« Pas d’embarcation, pas d’épave, pas de débris, pas de corps. »
29 août 2023
« Comment un bateau transportant 500 personnes peut-il disparaître en pleine mer Méditerranée ? » C’est la question lancinante que se posait Camille Martin, photographe à bord de l’Ocean Viking, en ce 23 mai 2023.

Le 23 mai, nous avons reçu un signalement de l’ONG Alarm Phone à propos d’un bateau de pêche surchargé, avec environ 500 personnes à bord. Selon Alarm Phone, le bateau coulait lentement et les personnes commençaient à paniquer. Parmi elles, des dizaines d’enfants ainsi que des femmes enceintes. L’embarcation dérivait dans la Région de recherche et de sauvetage maltaise lorsque son moteur s’est arrêté. Quand nous avons reçu l’alerte, nous étions à environ 36 heures de navigation et aucun navire de sauvetage n’était dans cette zone, nous avons donc décidé de nous diriger vers sa position, tout comme le navire de sauvetage Life Support, de l’ONG Emergency.
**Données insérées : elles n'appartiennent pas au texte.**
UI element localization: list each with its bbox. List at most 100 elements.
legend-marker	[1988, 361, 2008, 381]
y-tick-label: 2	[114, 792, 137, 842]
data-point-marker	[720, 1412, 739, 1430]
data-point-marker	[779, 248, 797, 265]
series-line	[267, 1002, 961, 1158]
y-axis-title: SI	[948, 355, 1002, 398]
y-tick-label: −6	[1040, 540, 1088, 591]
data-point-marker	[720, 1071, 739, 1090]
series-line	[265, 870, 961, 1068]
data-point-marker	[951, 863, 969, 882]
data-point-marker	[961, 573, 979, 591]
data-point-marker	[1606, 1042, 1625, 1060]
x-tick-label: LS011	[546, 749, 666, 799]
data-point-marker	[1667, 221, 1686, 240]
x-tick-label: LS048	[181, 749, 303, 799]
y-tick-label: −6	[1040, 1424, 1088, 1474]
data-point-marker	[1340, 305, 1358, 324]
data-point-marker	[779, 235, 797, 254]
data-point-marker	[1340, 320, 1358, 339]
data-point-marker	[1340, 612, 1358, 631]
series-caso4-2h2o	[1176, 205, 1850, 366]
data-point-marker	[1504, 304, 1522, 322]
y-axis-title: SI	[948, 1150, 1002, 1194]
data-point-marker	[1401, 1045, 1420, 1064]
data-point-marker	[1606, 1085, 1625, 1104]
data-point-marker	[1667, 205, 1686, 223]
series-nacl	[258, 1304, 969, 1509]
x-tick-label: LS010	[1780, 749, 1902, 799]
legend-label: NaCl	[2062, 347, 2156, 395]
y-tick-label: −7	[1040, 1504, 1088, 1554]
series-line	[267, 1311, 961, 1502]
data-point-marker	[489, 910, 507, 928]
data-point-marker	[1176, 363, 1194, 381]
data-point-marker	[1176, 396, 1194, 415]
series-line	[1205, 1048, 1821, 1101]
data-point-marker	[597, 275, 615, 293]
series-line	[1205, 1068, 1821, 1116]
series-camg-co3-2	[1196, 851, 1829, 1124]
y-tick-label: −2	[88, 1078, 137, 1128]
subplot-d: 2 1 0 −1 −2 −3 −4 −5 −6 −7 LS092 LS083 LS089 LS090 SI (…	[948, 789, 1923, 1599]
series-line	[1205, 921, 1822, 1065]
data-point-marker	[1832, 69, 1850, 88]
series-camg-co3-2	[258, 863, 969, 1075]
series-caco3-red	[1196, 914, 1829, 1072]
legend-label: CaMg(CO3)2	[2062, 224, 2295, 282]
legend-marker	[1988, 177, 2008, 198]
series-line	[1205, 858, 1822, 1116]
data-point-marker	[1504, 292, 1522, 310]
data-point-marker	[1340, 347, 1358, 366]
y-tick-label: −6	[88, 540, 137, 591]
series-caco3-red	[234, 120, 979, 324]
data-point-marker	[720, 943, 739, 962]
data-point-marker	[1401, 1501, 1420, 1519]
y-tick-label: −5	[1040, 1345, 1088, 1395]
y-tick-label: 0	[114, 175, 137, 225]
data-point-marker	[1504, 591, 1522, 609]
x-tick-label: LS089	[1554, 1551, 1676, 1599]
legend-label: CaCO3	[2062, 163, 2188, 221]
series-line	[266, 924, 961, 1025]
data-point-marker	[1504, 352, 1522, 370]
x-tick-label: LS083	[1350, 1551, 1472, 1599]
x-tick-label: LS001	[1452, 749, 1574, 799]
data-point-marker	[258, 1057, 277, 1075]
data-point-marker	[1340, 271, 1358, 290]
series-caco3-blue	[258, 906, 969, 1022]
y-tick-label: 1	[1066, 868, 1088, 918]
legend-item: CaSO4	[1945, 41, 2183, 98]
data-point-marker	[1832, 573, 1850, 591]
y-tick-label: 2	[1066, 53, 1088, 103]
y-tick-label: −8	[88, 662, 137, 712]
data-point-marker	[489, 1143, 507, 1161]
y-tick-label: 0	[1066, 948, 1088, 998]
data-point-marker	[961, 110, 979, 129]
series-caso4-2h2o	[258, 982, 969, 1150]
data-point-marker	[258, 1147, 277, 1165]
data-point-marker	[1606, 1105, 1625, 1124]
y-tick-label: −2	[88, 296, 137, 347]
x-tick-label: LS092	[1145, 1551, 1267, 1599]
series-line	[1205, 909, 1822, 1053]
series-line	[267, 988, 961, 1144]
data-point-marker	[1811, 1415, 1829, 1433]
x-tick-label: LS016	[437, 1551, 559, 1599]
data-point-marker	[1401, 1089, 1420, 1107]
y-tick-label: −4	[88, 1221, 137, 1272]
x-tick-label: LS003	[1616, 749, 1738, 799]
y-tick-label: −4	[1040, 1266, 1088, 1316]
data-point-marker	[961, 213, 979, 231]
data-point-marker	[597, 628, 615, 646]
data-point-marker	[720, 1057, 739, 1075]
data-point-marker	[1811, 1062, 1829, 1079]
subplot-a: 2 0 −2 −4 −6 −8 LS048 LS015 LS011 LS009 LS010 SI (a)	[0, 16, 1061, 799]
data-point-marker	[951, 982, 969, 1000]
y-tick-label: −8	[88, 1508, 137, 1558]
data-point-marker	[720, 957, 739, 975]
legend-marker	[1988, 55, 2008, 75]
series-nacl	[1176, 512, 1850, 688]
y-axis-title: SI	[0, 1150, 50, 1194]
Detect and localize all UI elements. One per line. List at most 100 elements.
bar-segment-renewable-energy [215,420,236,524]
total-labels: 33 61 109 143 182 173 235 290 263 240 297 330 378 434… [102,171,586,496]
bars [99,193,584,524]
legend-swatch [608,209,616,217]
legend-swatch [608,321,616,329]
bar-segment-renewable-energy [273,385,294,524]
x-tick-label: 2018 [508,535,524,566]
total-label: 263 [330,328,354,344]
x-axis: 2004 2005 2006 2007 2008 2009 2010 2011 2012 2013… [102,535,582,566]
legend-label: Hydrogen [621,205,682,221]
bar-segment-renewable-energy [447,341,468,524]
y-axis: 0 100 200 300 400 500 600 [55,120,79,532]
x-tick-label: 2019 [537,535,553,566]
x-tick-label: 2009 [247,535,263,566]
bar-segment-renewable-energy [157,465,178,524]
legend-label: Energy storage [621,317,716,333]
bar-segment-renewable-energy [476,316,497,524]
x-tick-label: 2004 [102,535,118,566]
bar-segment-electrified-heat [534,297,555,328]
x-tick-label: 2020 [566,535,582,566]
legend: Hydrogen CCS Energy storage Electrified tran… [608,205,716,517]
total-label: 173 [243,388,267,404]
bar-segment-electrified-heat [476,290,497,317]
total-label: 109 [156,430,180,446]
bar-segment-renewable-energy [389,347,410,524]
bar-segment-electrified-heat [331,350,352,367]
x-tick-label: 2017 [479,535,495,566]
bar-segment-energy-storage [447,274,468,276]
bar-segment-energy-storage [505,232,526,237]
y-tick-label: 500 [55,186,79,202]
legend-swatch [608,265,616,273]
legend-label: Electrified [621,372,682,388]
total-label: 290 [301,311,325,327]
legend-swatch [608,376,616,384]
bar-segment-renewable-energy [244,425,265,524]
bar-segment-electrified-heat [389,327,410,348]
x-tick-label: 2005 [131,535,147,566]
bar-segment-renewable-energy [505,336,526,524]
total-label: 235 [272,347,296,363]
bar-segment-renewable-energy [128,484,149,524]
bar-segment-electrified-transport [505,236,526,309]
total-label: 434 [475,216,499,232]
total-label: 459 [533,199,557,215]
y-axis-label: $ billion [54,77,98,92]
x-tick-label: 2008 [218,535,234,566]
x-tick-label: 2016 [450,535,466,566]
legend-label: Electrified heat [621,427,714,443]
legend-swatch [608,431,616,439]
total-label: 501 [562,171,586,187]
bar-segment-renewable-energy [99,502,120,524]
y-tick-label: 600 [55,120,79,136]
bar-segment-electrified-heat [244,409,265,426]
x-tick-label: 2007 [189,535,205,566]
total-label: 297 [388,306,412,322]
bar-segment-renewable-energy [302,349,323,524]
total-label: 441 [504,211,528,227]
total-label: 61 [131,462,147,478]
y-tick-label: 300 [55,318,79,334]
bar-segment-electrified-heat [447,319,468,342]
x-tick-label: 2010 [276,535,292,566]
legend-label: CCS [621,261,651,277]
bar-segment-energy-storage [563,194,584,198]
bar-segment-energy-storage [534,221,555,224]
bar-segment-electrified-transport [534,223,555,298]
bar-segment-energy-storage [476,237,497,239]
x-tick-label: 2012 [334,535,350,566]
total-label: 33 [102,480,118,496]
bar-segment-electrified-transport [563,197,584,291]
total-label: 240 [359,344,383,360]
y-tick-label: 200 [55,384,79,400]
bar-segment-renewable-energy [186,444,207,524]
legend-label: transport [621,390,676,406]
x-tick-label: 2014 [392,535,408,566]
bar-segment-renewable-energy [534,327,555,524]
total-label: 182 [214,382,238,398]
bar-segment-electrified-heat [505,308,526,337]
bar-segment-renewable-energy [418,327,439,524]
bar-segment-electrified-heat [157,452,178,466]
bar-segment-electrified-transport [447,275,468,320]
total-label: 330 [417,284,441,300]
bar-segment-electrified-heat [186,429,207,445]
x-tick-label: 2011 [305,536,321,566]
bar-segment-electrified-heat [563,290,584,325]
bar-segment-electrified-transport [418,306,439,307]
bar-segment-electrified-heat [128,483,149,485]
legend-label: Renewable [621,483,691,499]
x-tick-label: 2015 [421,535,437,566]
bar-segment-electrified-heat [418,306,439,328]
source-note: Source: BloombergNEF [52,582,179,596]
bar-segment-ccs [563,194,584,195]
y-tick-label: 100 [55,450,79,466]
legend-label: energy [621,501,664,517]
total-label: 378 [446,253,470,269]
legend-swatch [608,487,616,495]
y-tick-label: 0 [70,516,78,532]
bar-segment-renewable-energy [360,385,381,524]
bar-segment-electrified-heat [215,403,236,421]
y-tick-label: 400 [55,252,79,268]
Nous espérions que les personnes naufragées seraient secourues avant notre arrivée, car ils se trouvaient à proximité d’une route commerciale très fréquentée.

Mais personne ne les a secourues. Lorsque nous sommes arrivé.e.s à proximité de leur dernière position connue, Alarm Phone avait perdu contact avec l’embarcation depuis plus de 24 heures.  Dès que le Life Support est arrivé sur zone – 10 heures avant nous – son équipe a effectué des recherches, de nuit, mais n’a pas trouvé l’embarcation. Les avions Colibri et Seabird, des ONG Pilotes volontaire et Sea Watch, ont survolé la zone mais n’ont rien repéré non plus. Pas d’embarcation, pas d’épave, pas de débris, pas de corps. La question que chacun.e se posait : « Que leur est-il arrivé ? » Comment un bateau transportant 500 personnes peut-il disparaître en pleine mer Méditerranée ?

J’ai ressenti une grande douleur au fond de moi, de ne pas savoir ce qui avait pu leur arriver.

Lorsque nous sommes arrivé.e.s à proximité de leur dernière position connue, nous avons commencé, en coordination avec les équipes du Life Support, à effectuer des recherches. Une double veille aux jumelles a été activée afin d’observer chaque centimètre de mer autour de nous. En parallèle, sur la passerelle, notre coordinateur de recherche et de sauvetage était au téléphone avec les autres organisations humanitaires impliquées dans les recherches et les autorités maritimes maltaise et italienne. Cette phase de recherche aux jumelles est cruciale, même dans le cadre d’une opération régulière. Car même si nous disposons de radars et d’informations provenant des avions ou d’Alarm Phone, c’est toujours de nos propres yeux que nous repérons une embarcation avant de pouvoir procéder au sauvetage. Il ne nous est pas permis de manquer un seul recoin de la mer, sous peine de passer à côté des personnes en détresse. Nous devons être concentré.e.s, calmes et méthodiques. C’est une partie essentielle du travail, car avant le « sauvetage », il y a la « recherche ».

Ce jour-là, nos yeux étaient leur dernière chance d’être vu.e.s. Mais ce jour-là, les recherches ont été vaines. Nous ne les avons jamais retrouvé.e.s et nous n’avons jamais trouvé d’épave non plus. J’ai ressenti une grande douleur au fond de moi, de ne pas savoir ce qui avait pu leur arriver.

Dans les jours qui ont suivi cette recherche, nous avons appris que le bateau avait été refoulé vers la Libye avant que nous n’arrivions dans la zone. Selon l’OIM et le HCR, les personnes ont été ramenées à Benghazi par un navire appartenant à l’Armée nationale libyenne, une force présente dans l’est du pays et dirigée par le chef militaire Khalifa Haftar.